Directed by Leslie Goodwins; screenplay by Bernard Schubert, based on a story and adaptation by Leon Abrams and Dwight V. Babcock; director of photography, Virgil Miller; edited by Fred R. Feitshans Jr.; music by William Lava and Paul Sawtell; released by Universal Pictures.

Starring Lon Chaney Jr. (Kharis), Peter Coe (Dr. Ilzor Zandaab), Virginia Christine (Princess Ananka), Kay Harding (Betty Walsh), Dennis Moore (Dr. James Halsey), Martin Kosleck (Ragheb), Kurt Katch (Cajun Joe), Addison Richards (Pat Walsh), Holmes Herbert (Dr. Cooper), Charles Stevens (Achilles), William Farnum (Michael, the Sacristan) and Napoleon Simpson (Goobie).

Criminal Court (1946, Robert Wise)

If you took a film noir and removed the noir, you might have something like Criminal Court. The plot is noir. An upstanding attorney (Tom Conway) accidentally kills mobster (Robert Armstrong) and runs off, unknowingly leaving his girlfriend (Martha O’Driscoll) to take the wrap.

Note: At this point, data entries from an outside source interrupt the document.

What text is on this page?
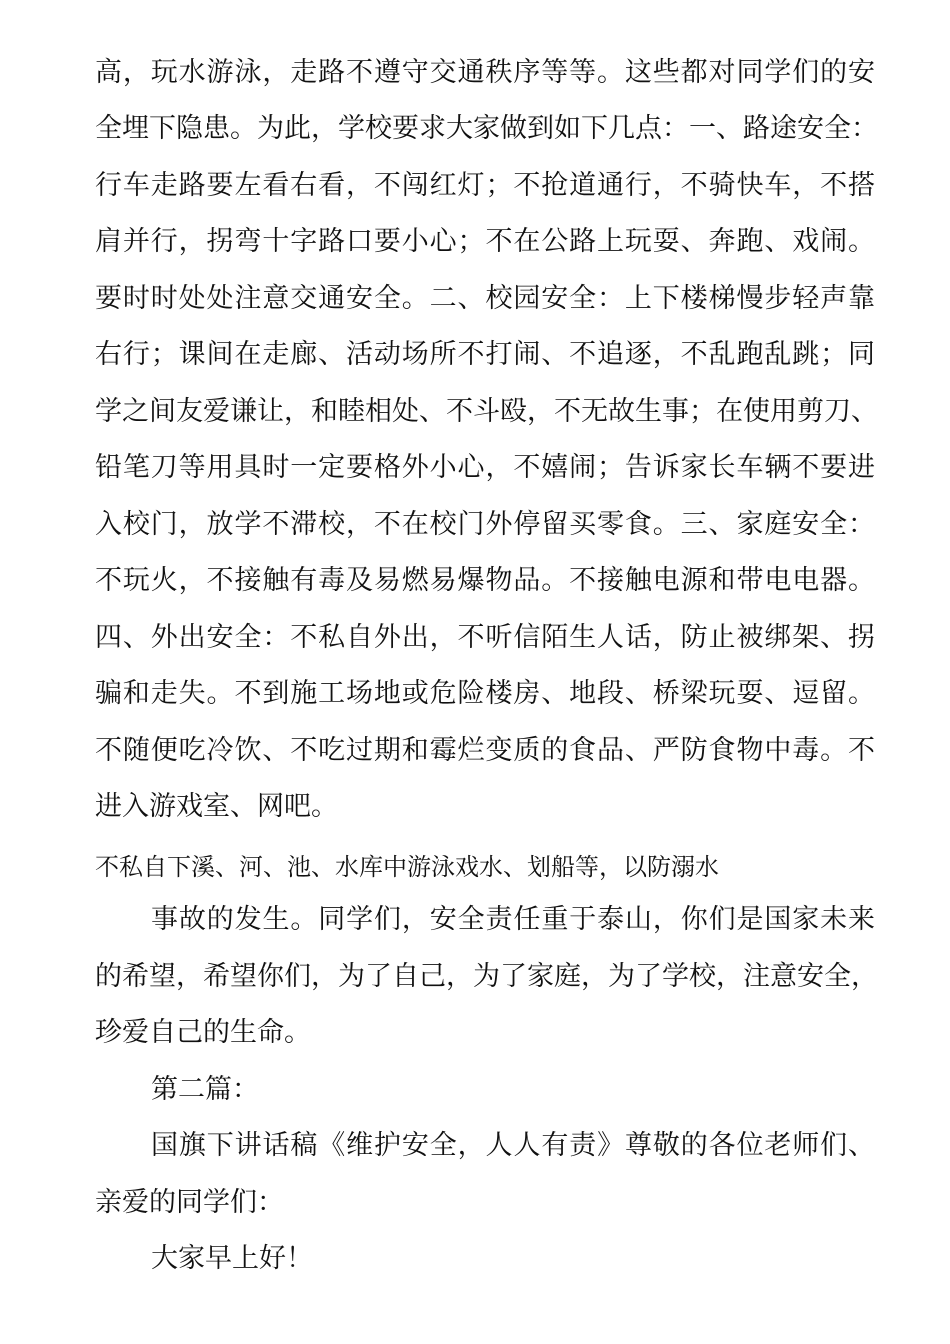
高，玩水游泳，走路不遵守交通秩序等等。这些都对同学们的安
全埋下隐患。为此，学校要求大家做到如下几点：一、路途安全：
行车走路要左看右看，不闯红灯；不抢道通行，不骑快车，不搭
肩并行，拐弯十字路口要小心；不在公路上玩耍、奔跑、戏闹。
要时时处处注意交通安全。二、校园安全：上下楼梯慢步轻声靠
右行；课间在走廊、活动场所不打闹、不追逐，不乱跑乱跳；同
学之间友爱谦让，和睦相处、不斗殴，不无故生事；在使用剪刀、
铅笔刀等用具时一定要格外小心，不嬉闹；告诉家长车辆不要进
入校门，放学不滞校，不在校门外停留买零食。三、家庭安全：
不玩火，不接触有毒及易燃易爆物品。不接触电源和带电电器。
四、外出安全：不私自外出，不听信陌生人话，防止被绑架、拐
骗和走失。不到施工场地或危险楼房、地段、桥梁玩耍、逗留。
不随便吃冷饮、不吃过期和霉烂变质的食品、严防食物中毒。不
进入游戏室、网吧。
不私自下溪、河、池、水库中游泳戏水、划船等，以防溺水
事故的发生。同学们，安全责任重于泰山，你们是国家未来
的希望，希望你们，为了自己，为了家庭，为了学校，注意安全，
珍爱自己的生命。
第二篇：
国旗下讲话稿《维护安全，人人有责》尊敬的各位老师们、
亲爱的同学们：
大家早上好！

What does Conway do? Does he try to falsify evidence to save his girlfriend? Does he sacrifice? Nope. He confesses and when no one believes him, he sort of just sits passively through the rest of the movie and hopes something will make it all better.

There’s no angst, no guilt. Conway even tells the district attorney he didn’t report the incident because Armstrong brought it on himself. It is, apparently, an attempt to mix noir with righteousness. And, wow, does it fail.

What makes Court so awkward is what it does with the space left empty by the lack of internal conflict. It does nothing. The movie only runs an hour. It doesn’t try comedy, it doesn’t try introducing a subplot (there aren’t any in the film), it doesn’t try anything at all.

Until Armstrong dies, Criminal Court has a lot of potential. Armstrong’s just great here. Conway’s fine, but unable to overcome the script. O’Driscoll’s writing is worse, but her performance is still weak.

The supporting cast is excellent, Steve Brodie and Joe Devlin in particular.

Wise’s direction has occasional flourishes–a dolly shot here and there–but it’s fairly static and unimaginative overall, as though he couldn’t feign interest either.

Cute finale though.



Directed by Robert Wise; screenplay by Lawrence Kimble, based on a story by Earl Felton; director of photography, Frank Redman; edited by Robert Swink; music by Paul Sawtell; produced by Martin Mooney; released by RKO Radio Pictures.

Starring Tom Conway (Steve Barnes), Martha O’Driscoll (Georgia Gale), June Clayworth (Joan Mason), Robert Armstrong (Vic Wright), Addison Richards (District Attorney Gordon), Pat Gleason (Joe West), Steve Brodie (Frankie Wright), Robert Warwick (Mr. Marquette), Phil Warren (Bill Brannegan) and Joe Devlin (Brownie).